They do have stereo cameras and sensor fusing, as well as detecting more than ju...

tbabb · on March 20, 2019

What in that video suggests sensor and/or stereo fusion to you?

I notice that the temporal coherence is pretty bad-- Pedestrians pop out of recognition when they go behind trees; lane/exit boundaries wiggle all over the place and occasionally frame-pop into different configurations. A kalman filter, for example, is a state estimator which maintains temporal coherence, and makes heavy use of previous estimates/sensor inference when computing the most updated estimate. It doesn't look to me like that kind of strategy is being used to maintain the vehicle's world model. IMO a good estimator wouldn't treat "a pedestrian popping out of existence" as the most likely estimate for any circumstance, let alone one where they were clearly present in the previous 50 frames. I don't doubt they're using KF on the vehicle's inertial movement, but based on the failures and this video, it sure doesn't look like it's using a fusion technique for the world model.

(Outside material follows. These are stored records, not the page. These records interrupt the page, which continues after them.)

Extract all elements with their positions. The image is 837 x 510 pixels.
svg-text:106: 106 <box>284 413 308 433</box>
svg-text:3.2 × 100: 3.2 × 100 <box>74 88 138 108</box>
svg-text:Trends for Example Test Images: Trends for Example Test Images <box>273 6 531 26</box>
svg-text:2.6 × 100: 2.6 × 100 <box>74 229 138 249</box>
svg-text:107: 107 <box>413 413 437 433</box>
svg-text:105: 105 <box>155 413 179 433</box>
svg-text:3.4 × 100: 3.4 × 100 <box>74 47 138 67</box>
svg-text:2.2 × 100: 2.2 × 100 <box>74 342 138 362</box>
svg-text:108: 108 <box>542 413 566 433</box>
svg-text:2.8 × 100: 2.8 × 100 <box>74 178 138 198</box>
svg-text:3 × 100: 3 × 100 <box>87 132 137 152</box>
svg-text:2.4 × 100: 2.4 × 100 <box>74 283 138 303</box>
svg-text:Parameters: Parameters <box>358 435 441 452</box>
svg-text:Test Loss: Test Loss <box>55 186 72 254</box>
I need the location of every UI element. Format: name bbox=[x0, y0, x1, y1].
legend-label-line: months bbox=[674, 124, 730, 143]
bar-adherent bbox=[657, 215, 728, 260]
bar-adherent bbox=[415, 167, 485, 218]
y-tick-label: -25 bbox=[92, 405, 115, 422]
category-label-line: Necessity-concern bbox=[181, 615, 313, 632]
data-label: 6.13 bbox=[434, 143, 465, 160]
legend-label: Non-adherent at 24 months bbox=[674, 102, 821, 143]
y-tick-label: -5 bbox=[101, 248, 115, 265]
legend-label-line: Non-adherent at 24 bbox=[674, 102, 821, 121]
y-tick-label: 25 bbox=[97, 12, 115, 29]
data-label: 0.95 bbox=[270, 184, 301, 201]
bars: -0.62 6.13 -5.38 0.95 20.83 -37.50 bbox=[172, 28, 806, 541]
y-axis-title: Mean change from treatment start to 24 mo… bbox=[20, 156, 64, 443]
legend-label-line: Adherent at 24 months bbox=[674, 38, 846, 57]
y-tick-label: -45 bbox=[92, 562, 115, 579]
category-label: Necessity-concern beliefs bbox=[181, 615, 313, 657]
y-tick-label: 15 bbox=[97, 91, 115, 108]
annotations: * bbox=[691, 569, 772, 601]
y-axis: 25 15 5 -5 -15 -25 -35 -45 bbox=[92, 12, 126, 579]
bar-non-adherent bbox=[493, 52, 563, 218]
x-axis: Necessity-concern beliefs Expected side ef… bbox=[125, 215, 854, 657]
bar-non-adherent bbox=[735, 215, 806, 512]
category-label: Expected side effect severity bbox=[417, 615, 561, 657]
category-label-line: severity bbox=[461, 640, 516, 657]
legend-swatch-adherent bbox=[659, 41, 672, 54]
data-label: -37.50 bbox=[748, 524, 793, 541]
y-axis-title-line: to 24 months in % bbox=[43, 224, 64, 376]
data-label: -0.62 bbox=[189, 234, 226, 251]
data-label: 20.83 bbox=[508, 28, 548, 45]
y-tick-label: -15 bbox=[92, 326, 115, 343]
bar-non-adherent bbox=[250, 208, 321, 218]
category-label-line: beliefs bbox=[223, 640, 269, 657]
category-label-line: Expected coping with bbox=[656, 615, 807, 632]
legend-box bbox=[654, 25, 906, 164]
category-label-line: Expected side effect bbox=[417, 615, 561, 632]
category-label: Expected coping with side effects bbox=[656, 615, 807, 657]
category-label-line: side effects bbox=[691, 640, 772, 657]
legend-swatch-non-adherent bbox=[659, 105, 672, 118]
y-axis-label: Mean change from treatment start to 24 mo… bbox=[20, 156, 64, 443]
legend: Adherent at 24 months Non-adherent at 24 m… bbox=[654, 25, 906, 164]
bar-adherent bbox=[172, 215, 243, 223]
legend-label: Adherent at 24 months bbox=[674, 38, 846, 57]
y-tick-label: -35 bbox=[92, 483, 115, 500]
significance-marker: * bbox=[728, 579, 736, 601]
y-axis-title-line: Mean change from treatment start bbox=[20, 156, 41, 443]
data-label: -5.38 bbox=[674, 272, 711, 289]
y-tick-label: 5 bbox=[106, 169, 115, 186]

There are left and right-looking cameras, but the FOV overlap between them is not very substantial, and there can't be stereopsis where there is no overlap. Per the Tesla website, there are three forward-looking cameras, and they each have a different FOV. The parallax baseline between them is only a few centimeters, too, so the depth sensitivity isn't going to be spectacular. It's certainly possible that there could be some narrow-baseline stereo fusion, but it could only really happen inside the narrowest field of view, where the coverage overlaps with more than one camera. That's the circumstance where having a narrow baseline would hurt the most. Based on that it doesn't really seem like the system is well set-up for stereopsis; if it's there it seems like an afterthought.

I could certainly be wrong, as I don't have access to the code. Are you going by some other secondary source/information?

davrosthedalek · on March 21, 2019

To be fair, it could be that this is what the camera segmentation does before it is combined with other sensors, and before it is used to update the word model (which then has temporal information)

ben174 · on March 20, 2019

Certainly two cameras with different FOVs could be combined to give the same depth data that a stereo camera setup could give, right?

dmitrygr · on March 20, 2019

not if they are on the same axis. then anything along that axis cannot have its depth determined

ec109685 · on March 21, 2019

It can through other signals. You can drive successfully with one eye.

darkpuma · on March 21, 2019

I've got one eye at 20-20 vision, and the second legally blind without correction. My drivers license has a little note that it's not legal for me to drive without my glasses, which I never wear under any other circumstances.

So it's not so clear cut as you make it out to be.

(And you know what? Even if it were legal for me to drive without those glasses, I'd still drive with them. Because ranging is important!)

tbabb · on March 21, 2019

That's not stereopsis. And it's terribly inaccurate.

ec109685 · on March 21, 2019

No it isn’t. You can perceive depth through motion. And one eyed people can drive a car legally: https://itstillruns.com/can-drive-blind-one-eye-5689258.html

gamblor956 · on March 20, 2019

Stereo cameras overlap. Tesla's cameras are intended for 360-degree coverage, not overlapping vision.